With loop subdivision we have two different update rules for these two different classes of vertices
I get why we're trying to "subdivide" and generate new points, but what benefit do we get from recomputing the old vertex points?
Never mind, I figured it out by reading the project two project spec. Check out part 6 for a more in-depth walkthrough
I'm a little confused here about what is the point of assigning new vertex positions according to weight, or rather what it means sort of geometrically. On the left hand diagram, why is there a need to assign weight coming from the vertices that are not endpoints? Does this calculation always guarantee that the vertex remains on the edge? In the right diagram, why is that white point a new vertex? Perhaps I'm just confused because the diagrams are made of all regular polygons.
I believe you need to assign weight from the non-endpoint vertices because some of the new triangles being formed depend on them.

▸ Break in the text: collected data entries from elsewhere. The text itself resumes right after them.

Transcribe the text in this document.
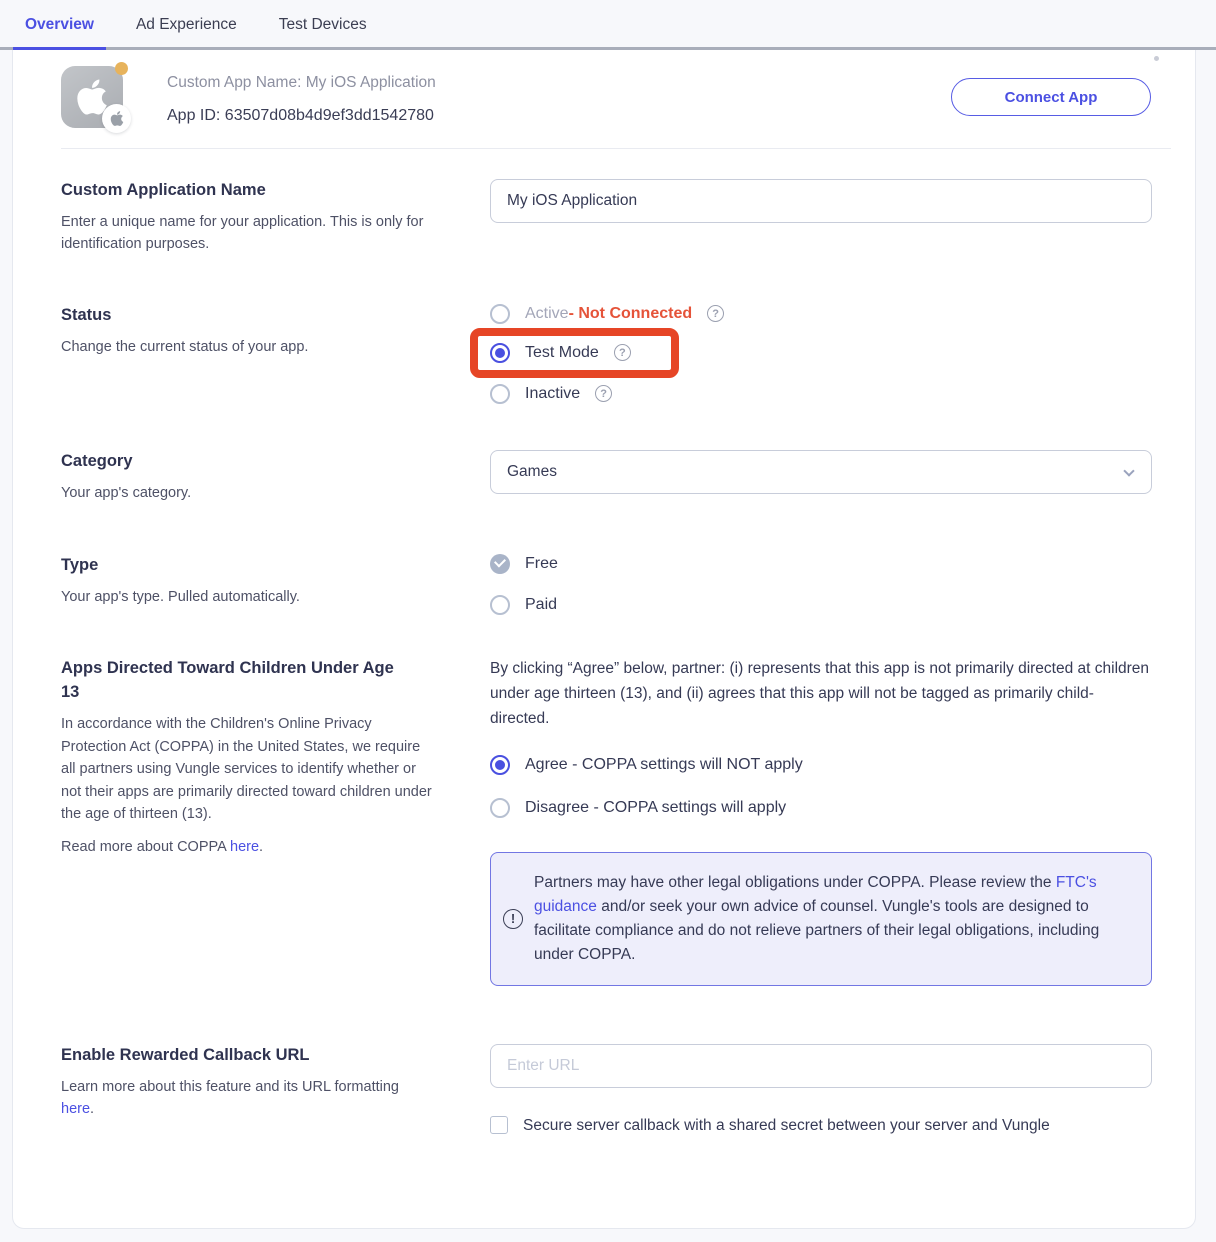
Overview	Ad Experience	Test Devices
Custom App Name: My iOS Application
App ID: 63507d08b4d9ef3dd1542780
Connect App
Custom Application Name
Enter a unique name for your application. This is only for identification purposes.
My iOS Application
Status
Change the current status of your app.
Active - Not Connected	?
Test Mode	?
Inactive	?
Category
Your app's category.
Games
Type
Your app's type. Pulled automatically.
Free
Paid
Apps Directed Toward Children Under Age 13
In accordance with the Children's Online Privacy Protection Act (COPPA) in the United States, we require all partners using Vungle services to identify whether or not their apps are primarily directed toward children under the age of thirteen (13).
Read more about COPPA here.

By clicking “Agree” below, partner: (i) represents that this app is not primarily directed at children under age thirteen (13), and (ii) agrees that this app will not be tagged as primarily child-directed.

Agree - COPPA settings will NOT apply
Disagree - COPPA settings will apply
!
Partners may have other legal obligations under COPPA. Please review the FTC's guidance and/or seek your own advice of counsel. Vungle's tools are designed to facilitate compliance and do not relieve partners of their legal obligations, including under COPPA.
Enable Rewarded Callback URL
Learn more about this feature and its URL formatting
here.
Enter URL
Secure server callback with a shared secret between your server and Vungle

Thanks @x-fa19 for the slides! I had a quick clarification question. I'm really not understanding what the dotted lines in the bottom diagrams are. I can guess that these dotted lines delineate how we split existing triangles into four. Are these triangles created by performing the split, then flip operations? Also, how does 3/16 if n=3 work? Shouldn't it be 3/(8 * 3) = 1/8, not 3/16? Or is it more like a piecewise function where 3/16 if n=3 is a special case?
I understand that we need to update the new vertices position, but where are we getting these seemingly arbitrary weights from? And how would these weights change if we are splitting on boundary edges? I implemented the formula on the project but am still failing to understand the geometric intuition behind this.
Tried to understand where he got the weights from in the original paper:
https://www.microsoft.com/en-us/research/wp-content/uploads/2016/02/thesis-10.pdf
Seems a little vague, maybe from Catmull-Clark's subdivision algebra.